Play Dirty is another movie that likely wouldn’t exist without The Dirty Dozen. And that’s okay. Filmmakers have been borrowing the concept (if not flat-out ripping it off) for decades with varied results. This mostly forgotten British take on the formula was one of the first, but hardly the worst.
Taking place in Africa during World War II, Captain Douglas (Michael Caine) is a petroleum engineer ordered to command a mission into German-occupied territory and blow up a major fuel station, thus tipping the scales in Britain’s favor. His team consists of war criminals led by Captain Cyril Leech (Nigel Davenport). Unlike Douglas, who tends to do things by the book, Leech is cynical and undisciplined, but far more experienced in desert warfare.

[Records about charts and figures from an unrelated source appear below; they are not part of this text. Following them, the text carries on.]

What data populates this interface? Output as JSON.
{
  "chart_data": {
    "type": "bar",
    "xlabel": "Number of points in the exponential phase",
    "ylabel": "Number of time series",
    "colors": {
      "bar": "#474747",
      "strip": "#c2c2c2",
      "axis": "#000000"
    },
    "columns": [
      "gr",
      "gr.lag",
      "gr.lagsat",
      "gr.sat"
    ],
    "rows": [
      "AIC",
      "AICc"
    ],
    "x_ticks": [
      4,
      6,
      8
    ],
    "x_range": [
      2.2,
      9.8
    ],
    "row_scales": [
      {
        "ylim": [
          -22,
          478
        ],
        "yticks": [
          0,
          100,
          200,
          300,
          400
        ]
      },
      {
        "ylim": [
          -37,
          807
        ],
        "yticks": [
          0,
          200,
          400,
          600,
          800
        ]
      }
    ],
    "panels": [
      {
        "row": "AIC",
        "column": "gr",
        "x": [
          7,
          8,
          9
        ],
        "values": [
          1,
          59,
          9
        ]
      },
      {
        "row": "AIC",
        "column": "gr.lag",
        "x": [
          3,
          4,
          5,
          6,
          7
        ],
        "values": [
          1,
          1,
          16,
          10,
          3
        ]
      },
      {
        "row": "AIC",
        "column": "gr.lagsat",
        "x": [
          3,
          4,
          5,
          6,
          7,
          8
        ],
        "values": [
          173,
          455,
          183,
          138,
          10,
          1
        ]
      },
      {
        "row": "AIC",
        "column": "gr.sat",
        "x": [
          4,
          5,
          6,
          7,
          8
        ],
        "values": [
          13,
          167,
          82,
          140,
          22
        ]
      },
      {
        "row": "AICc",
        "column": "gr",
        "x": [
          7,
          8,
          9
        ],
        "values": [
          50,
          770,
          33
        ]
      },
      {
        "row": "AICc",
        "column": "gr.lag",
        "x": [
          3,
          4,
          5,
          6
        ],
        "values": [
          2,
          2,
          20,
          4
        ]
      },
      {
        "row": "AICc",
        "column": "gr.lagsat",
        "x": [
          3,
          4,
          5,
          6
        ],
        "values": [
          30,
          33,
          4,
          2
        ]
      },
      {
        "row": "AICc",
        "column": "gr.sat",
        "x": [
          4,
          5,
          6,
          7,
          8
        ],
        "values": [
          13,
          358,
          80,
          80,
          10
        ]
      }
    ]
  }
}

|"Yeah...you called 'shotgun'...this time."|
There are some good action sequences and the plot itself is a fairly interesting variation of The Dirty Dozen. But unlike that classic, Play Dirty is mostly bereft of engaging characters. Aside from Leech and a scavenging gay couple, none of the team are provided much of a personality. And while Caine is decent in his role, it's Davenport who gives the best performance.
Still, Play Dirty is watchable. It’s no classic and doesn’t win any awards for originality, but with tempered expectations, the film is an agreeable way to kill a few hours. And trust me…you’ve seen worse movies that copy a classic.